To include a chat history and get a response to the last message in this chat, add the code below to the main part of the script:
from llama_index.multi_modal_llms.openai.utils import (
    generate_openai_multi_modal_chat_message,
)

# Create a chat as a list of messages
chat_msg_1 = generate_openai_multi_modal_chat_message(
    prompt="Describe the images as an alternative text",
    role="user",
    image_documents=image_documents,
)

chat_msg_2 = generate_openai_multi_modal_chat_message(
    prompt="The image is a graph showing the surge in US mortgage rates. It is a visual representation of data, with a title at the top and labels for the x and y-axes. Unfortunately, without seeing the image, I cannot provide specific details about the data or the exact design of the graph.",
    role="assistant",
)

chat_msg_3 = generate_openai_multi_modal_chat_message(
    prompt="can I know more?",
    role="user",
)

chat_messages = [chat_msg_1, chat_msg_2, chat_msg_3]
chat_response = mm_llm.chat(
    messages=chat_messages,
)

# Get a reply to the last message
for msg in chat_messages:
    print(msg.role, msg.content)
print("Response:")
print(chat_response)
The output is the following:
MessageRole.USER Describe the images as an alternative text
MessageRole.ASSISTANT The image is a graph showing the surge in US mortgage rates. It is a visual representation of data, with a title at the top and labels for the x and y-axes. Unfortunately, without seeing the image, I cannot provide specific details about the data or the exact design of the graph.
MessageRole.USER can I know more?
Response:
assistant: The image is a graph that displays the increase in US mortgage rates. It is a visual representation of data, with a title at the top and labels for the x and y-axes. The x-axis likely represents time, while the y-axis represents the mortgage rates. The graph may include lines or bars to show the trend over time. Without seeing the image, I cannot provide specific details about the data or the exact design of the graph.
The reply to the last message goes after the Response line.

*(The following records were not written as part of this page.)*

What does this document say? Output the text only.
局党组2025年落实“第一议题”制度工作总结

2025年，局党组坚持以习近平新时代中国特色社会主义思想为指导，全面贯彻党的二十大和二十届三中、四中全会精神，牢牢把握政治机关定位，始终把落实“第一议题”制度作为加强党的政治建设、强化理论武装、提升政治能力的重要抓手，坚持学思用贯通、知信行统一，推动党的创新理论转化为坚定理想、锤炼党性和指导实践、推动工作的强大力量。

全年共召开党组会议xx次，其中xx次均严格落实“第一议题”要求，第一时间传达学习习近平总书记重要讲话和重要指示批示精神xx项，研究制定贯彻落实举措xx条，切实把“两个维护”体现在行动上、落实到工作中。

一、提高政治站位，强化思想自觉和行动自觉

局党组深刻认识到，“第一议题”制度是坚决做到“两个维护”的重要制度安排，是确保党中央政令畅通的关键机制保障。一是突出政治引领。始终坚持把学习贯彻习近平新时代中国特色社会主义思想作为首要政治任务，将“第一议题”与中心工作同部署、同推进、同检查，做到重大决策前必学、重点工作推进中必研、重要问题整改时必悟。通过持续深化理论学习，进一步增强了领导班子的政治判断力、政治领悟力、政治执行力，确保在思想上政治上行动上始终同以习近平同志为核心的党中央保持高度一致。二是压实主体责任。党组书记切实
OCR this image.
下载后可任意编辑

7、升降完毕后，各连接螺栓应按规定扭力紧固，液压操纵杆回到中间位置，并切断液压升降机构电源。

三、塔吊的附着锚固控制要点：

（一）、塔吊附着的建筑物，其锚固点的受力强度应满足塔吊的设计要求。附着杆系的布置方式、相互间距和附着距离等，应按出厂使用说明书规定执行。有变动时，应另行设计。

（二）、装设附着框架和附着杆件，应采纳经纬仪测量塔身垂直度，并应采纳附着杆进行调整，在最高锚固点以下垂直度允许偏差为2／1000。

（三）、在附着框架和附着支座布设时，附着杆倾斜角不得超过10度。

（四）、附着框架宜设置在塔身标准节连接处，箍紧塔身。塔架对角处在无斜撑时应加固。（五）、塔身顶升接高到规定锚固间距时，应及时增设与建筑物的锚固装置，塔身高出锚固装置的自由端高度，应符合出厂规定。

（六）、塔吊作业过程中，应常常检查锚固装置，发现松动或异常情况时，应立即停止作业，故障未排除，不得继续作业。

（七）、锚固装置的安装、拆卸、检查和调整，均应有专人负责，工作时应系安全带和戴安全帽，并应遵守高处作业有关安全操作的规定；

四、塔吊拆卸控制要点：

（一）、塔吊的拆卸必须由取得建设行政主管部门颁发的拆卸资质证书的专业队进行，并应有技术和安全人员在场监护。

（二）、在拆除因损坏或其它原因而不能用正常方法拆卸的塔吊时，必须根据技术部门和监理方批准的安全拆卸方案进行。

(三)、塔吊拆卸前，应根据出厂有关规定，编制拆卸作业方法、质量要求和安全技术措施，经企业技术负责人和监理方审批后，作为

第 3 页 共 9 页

Asynchronous request with streaming output

To send an asynchronous request and receive streaming output, add the code below to the main part of the script:
import asyncio

async def complete():
    response_astream_complete = await mm_llm.astream_complete(
        prompt="Describe the images as an alternative text",
        image_documents=image_documents,
    )
    async for delta in response_astream_complete:
        print(delta.delta, end="")
asyncio.run(complete())
The output is the following:
The image depicts the Colosseum in Rome, illuminated at night. The iconic structure is lit up with colorful lights, displaying the Italian flag's colors: green, white, and red. The lighting highlights the architectural details of the Colosseum, showcasing its arches and columns. The sky above is dark, with a few clouds, and the surrounding area is dimly lit, emphasizing the vibrant colors of the Colosseum.